An initial pass down Ferguson's West Florissant Road on Tuesday night, at approximately 6:30 p.m., saw the area in a state of relative calm. Stationed at the burned-out Quiktrip located on the 9400 block was a gathering of 80 to 100 protesters, holding signs and encouraging passing cars to honk their horns in response to the now-familiar chanted refrain of "Hands up! Don't shoot!". The activists would then smile in encouragement when drivers complied, as multiple demonstrators handed out bottles of water to the thirsty people on the scene. The overall feeling was one of peaceful determination and a resolute desire for justice.
Then, the police showed up.
At approximately 6:45 p.m., St. Louis County police vehicles arrived on the scene and officers began to form a line in the center of the street, facing the throng. As they took formation, the mood began to shift.
"What is your purpose here?" a woman shouted through a bullhorn. "What is your jurisdiction? Identify yourselves, please." Outfitted with riot protection helmets and armed primarily with batons and shields, the officers offered no response.
Protesters question the police about their names and jurisdictions in the absence of identification. (All videos by Daniel Hill for RFT.)

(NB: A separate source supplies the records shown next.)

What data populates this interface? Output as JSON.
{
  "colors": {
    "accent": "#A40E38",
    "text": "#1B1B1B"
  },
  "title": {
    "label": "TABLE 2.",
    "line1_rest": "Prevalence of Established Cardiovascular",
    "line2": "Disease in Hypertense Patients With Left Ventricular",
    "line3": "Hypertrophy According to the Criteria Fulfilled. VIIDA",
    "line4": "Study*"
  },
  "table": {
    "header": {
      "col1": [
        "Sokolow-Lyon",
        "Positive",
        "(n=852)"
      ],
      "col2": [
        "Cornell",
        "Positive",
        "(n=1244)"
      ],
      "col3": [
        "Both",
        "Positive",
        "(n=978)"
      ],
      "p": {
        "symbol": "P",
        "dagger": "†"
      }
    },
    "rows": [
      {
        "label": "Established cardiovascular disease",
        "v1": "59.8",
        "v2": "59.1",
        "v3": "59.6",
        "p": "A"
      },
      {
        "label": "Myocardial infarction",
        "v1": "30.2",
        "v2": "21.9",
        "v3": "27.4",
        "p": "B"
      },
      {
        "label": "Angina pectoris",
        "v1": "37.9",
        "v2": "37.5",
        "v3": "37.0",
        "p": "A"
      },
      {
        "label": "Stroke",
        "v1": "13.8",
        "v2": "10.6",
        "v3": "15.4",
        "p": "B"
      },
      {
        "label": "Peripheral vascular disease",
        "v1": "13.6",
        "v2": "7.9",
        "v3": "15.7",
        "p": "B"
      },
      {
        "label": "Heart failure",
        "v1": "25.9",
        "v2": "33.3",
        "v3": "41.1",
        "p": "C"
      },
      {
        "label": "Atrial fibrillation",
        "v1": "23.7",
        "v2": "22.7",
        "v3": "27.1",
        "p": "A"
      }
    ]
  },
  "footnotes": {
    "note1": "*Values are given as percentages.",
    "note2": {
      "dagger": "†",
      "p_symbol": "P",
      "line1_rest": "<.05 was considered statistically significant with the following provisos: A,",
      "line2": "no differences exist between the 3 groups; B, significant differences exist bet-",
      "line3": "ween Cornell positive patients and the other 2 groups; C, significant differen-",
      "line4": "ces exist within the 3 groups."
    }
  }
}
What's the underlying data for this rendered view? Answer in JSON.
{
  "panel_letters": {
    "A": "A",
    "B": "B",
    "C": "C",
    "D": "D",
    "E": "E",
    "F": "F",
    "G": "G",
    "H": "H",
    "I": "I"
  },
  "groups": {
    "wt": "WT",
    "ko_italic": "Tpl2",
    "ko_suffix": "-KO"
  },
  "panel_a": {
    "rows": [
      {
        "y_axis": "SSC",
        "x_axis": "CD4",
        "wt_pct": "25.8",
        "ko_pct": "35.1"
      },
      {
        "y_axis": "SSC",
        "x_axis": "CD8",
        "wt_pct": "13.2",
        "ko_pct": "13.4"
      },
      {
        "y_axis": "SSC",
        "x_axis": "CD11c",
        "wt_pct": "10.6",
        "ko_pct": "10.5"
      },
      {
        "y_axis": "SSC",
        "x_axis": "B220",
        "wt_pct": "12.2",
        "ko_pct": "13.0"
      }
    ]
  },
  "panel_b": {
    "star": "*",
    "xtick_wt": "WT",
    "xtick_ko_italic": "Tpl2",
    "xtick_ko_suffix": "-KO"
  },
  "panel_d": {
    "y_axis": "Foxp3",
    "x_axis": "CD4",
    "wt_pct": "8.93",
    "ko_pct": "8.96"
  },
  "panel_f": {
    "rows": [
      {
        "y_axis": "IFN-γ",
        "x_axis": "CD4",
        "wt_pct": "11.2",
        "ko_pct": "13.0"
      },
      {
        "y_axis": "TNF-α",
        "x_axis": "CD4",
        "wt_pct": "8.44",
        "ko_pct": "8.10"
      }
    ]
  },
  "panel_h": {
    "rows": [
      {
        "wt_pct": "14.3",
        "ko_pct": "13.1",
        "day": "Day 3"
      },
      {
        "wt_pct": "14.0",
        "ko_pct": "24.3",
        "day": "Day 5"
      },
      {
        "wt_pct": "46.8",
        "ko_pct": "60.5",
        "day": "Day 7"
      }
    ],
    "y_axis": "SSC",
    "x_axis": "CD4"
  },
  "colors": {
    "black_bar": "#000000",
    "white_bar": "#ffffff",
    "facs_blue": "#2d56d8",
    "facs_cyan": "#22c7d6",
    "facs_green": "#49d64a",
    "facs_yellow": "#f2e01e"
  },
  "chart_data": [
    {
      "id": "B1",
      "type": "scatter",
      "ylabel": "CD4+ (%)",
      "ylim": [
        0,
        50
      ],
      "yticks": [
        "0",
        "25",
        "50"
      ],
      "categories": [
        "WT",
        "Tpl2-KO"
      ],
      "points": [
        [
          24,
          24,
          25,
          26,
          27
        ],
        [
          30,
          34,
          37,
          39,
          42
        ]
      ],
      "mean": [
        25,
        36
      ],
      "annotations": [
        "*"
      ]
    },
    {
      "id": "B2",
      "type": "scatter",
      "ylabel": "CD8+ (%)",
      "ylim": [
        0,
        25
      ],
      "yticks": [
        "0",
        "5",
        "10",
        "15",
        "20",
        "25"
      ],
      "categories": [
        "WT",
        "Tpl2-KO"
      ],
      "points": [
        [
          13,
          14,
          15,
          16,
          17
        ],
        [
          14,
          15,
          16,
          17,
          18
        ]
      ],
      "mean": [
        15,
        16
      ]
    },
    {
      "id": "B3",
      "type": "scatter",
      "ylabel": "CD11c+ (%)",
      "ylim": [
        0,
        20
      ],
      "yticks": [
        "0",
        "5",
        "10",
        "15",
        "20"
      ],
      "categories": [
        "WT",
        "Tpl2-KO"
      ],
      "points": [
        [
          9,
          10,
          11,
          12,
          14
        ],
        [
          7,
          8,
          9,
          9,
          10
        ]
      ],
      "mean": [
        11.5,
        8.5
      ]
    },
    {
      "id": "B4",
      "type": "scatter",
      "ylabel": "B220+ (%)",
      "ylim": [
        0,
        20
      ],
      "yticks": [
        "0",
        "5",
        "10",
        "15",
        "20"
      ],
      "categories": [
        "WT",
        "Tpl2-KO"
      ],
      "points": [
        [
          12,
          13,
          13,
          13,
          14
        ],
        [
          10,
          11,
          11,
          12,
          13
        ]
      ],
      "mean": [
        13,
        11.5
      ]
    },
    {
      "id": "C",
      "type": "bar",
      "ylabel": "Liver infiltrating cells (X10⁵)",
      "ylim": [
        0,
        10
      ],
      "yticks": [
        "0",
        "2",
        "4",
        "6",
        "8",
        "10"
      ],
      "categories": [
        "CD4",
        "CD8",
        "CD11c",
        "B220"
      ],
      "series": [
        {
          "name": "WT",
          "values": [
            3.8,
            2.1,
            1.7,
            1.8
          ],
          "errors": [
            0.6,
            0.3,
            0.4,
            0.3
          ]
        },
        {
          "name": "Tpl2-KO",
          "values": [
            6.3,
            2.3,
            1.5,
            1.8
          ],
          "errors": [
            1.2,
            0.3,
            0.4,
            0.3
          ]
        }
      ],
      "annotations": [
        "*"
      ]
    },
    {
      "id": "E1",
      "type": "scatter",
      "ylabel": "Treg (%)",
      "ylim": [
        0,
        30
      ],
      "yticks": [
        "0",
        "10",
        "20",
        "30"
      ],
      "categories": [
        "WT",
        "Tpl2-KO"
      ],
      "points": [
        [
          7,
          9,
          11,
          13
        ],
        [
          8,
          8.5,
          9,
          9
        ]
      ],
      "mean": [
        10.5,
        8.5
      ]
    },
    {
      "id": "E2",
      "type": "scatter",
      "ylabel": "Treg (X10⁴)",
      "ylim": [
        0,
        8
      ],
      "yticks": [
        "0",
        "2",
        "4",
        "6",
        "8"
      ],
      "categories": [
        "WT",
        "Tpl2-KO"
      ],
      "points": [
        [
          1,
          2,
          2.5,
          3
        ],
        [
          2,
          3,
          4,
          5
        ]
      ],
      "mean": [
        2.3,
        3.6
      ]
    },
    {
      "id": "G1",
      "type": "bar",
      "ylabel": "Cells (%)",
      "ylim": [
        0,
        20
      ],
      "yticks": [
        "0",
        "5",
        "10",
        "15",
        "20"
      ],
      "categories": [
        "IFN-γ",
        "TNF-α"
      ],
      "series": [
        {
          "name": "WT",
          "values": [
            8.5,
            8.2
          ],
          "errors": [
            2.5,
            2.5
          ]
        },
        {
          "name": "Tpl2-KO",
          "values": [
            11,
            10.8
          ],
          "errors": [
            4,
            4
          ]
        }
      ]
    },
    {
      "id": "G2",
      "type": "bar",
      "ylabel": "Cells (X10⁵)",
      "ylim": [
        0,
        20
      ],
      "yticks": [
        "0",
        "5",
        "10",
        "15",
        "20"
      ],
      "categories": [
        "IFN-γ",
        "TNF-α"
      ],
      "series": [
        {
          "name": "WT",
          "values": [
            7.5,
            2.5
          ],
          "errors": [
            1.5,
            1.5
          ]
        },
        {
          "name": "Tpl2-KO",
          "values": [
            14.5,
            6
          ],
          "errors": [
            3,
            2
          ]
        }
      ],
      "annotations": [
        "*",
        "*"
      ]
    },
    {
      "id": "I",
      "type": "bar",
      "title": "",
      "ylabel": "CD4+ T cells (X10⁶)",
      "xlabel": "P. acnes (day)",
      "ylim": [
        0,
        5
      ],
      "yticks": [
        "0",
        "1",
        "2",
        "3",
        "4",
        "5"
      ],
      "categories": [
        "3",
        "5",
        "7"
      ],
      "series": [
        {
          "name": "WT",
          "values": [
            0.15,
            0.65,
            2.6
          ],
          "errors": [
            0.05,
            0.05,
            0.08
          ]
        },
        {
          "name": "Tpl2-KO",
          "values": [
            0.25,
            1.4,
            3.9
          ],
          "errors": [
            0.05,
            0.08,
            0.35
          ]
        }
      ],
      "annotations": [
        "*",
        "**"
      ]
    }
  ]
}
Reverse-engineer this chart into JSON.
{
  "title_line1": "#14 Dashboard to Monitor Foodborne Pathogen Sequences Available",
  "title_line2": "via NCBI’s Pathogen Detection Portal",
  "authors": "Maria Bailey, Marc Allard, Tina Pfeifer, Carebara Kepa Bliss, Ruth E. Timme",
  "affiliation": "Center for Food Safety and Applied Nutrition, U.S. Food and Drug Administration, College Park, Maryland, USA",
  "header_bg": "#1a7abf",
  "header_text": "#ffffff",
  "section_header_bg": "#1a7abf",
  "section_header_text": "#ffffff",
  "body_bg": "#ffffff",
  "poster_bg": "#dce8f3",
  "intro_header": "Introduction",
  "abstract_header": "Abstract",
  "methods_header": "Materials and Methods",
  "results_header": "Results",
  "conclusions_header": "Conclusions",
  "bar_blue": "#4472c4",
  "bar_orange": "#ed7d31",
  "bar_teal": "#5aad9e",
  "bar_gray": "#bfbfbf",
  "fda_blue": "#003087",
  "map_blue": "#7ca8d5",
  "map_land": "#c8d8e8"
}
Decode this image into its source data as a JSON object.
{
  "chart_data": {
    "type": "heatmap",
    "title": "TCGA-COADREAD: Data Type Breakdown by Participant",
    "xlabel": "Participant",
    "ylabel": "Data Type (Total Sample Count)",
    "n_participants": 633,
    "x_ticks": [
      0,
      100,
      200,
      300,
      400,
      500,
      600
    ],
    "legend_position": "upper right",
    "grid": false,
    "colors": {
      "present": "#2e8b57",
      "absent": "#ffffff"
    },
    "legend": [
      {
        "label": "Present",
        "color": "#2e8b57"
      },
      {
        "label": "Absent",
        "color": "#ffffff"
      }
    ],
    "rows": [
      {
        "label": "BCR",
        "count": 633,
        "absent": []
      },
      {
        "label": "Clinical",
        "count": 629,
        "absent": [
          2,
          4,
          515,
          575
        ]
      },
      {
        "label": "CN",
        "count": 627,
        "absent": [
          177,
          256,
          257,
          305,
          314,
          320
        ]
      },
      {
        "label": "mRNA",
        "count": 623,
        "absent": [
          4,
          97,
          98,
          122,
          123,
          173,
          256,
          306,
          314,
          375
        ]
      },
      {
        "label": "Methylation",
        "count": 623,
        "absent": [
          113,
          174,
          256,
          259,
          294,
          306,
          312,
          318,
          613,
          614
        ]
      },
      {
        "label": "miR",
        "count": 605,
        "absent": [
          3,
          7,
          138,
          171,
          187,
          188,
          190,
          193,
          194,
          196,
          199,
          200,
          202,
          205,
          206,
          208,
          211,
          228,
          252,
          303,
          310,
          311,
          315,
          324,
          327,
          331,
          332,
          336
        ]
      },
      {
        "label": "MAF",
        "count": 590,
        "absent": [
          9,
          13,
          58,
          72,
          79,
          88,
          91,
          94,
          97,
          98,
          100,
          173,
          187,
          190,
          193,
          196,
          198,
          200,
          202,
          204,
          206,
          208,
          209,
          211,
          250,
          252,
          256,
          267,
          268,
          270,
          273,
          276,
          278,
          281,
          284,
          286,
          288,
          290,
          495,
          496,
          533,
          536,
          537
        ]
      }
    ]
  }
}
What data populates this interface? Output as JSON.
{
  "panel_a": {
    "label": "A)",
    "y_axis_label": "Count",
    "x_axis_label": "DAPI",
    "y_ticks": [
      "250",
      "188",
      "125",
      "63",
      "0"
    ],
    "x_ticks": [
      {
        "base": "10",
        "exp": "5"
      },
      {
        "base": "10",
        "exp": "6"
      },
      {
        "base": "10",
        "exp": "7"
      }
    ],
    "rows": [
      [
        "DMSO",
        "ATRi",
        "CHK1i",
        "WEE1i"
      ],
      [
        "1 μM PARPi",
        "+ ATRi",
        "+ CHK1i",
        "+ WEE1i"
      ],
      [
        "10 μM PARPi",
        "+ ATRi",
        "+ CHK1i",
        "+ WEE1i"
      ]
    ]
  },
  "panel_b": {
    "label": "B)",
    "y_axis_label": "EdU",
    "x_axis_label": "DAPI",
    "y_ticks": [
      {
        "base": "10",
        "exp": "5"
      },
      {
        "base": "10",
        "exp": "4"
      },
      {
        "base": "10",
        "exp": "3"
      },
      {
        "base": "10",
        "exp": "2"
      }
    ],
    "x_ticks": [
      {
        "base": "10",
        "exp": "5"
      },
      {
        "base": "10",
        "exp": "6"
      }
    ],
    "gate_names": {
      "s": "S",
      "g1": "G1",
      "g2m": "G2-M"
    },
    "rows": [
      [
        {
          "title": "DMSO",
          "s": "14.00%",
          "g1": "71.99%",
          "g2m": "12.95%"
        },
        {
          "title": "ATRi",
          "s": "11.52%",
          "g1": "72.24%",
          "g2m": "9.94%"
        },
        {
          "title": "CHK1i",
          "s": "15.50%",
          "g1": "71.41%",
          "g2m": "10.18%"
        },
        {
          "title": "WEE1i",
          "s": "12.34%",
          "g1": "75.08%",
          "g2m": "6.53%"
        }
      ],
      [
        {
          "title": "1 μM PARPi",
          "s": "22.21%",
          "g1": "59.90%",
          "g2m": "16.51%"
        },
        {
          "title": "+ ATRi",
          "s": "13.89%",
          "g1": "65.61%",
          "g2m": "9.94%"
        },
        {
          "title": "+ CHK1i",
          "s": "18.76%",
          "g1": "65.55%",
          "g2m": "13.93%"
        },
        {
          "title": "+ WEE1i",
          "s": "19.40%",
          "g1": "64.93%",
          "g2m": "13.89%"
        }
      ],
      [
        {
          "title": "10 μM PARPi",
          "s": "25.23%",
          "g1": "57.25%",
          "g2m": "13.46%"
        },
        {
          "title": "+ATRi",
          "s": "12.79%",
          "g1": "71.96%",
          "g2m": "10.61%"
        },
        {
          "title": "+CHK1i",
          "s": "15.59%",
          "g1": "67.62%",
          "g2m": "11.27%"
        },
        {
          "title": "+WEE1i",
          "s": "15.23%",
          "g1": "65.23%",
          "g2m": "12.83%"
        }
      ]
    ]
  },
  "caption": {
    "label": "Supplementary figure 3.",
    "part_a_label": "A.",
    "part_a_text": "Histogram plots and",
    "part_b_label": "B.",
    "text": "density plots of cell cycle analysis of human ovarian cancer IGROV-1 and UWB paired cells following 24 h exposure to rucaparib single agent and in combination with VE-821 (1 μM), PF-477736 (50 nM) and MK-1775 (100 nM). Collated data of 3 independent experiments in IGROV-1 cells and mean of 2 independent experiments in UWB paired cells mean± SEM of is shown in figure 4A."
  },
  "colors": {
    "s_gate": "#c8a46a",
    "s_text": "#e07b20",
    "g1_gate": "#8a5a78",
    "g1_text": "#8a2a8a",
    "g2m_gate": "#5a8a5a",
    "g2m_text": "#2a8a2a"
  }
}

DeAndre Perryman, a season four American Idol finalist who was at the scene, approached Riverfront Times and pointed at the line. "The police are not wearing nametags," he said. "They don't want us to identify them, just like they won't identify the killer." As he spoke, a woman walked past, ominously advising all in attendance to "pull your masks up now."
"We've been keeping it positive out here," Perryman continued. "There's no rioting, no looting. It was like this last night too. Every time the police show up, that's when things get frustrating."
As the county officers blocked the southbound lanes of West Florissant at Northwinds Estates Drive, directing traffic to turn around and head back north, two armored vehicles approached from the south. By this time the "Hands up; don't shoot" refrain was getting louder, as the protesters stood steadfast on their side of the street. Occupants in redirected cars shouted "fuck the police" and "no justice, no peace" as they passed, and demonstrators increasingly began to cover their faces with T-shirts and other makeshift masks.
The county police force is replaced by heavily-armored officers carrying assault rifles.
Just before 7 p.m. the line of baton-toting county patrolmen got into their cars and left as officers equipped with M4 carbine rifles took their place, wearing camouflage pants and vests loaded with extra magazines over their body armor. The armored vehicles, equipped with sound cannons, remained parked in the street just south of the Quiktrip. Lying prone on top of one of them, an officer peered down the scope of his rifle, which he had trained directly at the crowd.
Within only 30 minutes, and without any violence or crime committed by those assembled, the scene in Ferguson had moved from peaceful protest to occupied territory.
A woman forced to turn around at the blocked street stopped and addressed a nearby cameraman who was working with one of the local news stations. "They're walking all over our rights!" she exclaimed in frustration. "This isn't Iraq. This is America."
Angrily, she continued, "And ya'll don't report on it. I want to see this on the news tonight!"
As tensions continued to rise, that apparent dissatisfaction with the media hit close to home when one protester addressed Riverfront Times directly. "We don't want you here," she said, catching me scribbling on a notepad. "You are not welcome. Your service is done."
Another woman walked up and down the line of demonstrators, asking that everyone step out of the street. "They can't make us leave if we're on the sidewalk," she explained. Within minutes, however, the crowd dispersed at the insistence of the now heavily militarized force, which had increased greatly in numbers and moved to a position south of the Quiktrip, in front of the armored trucks. The assembly began walking in a group to the Christ the King United Church of Christ on nearby Old Halls Ferry Road, where the Reverend Al Sharpton and members of Mike Brown's family would speak.
The protesters leave the scene at the behest of the police.
"We outsmarted them," said one protester, who asked not to be named. "They wanted us to act up. This is how it started yesterday, when they showed up with tear gas. The police are the ones causing the problems."
"But they are not going to get what they want," she continued. "We're too smart."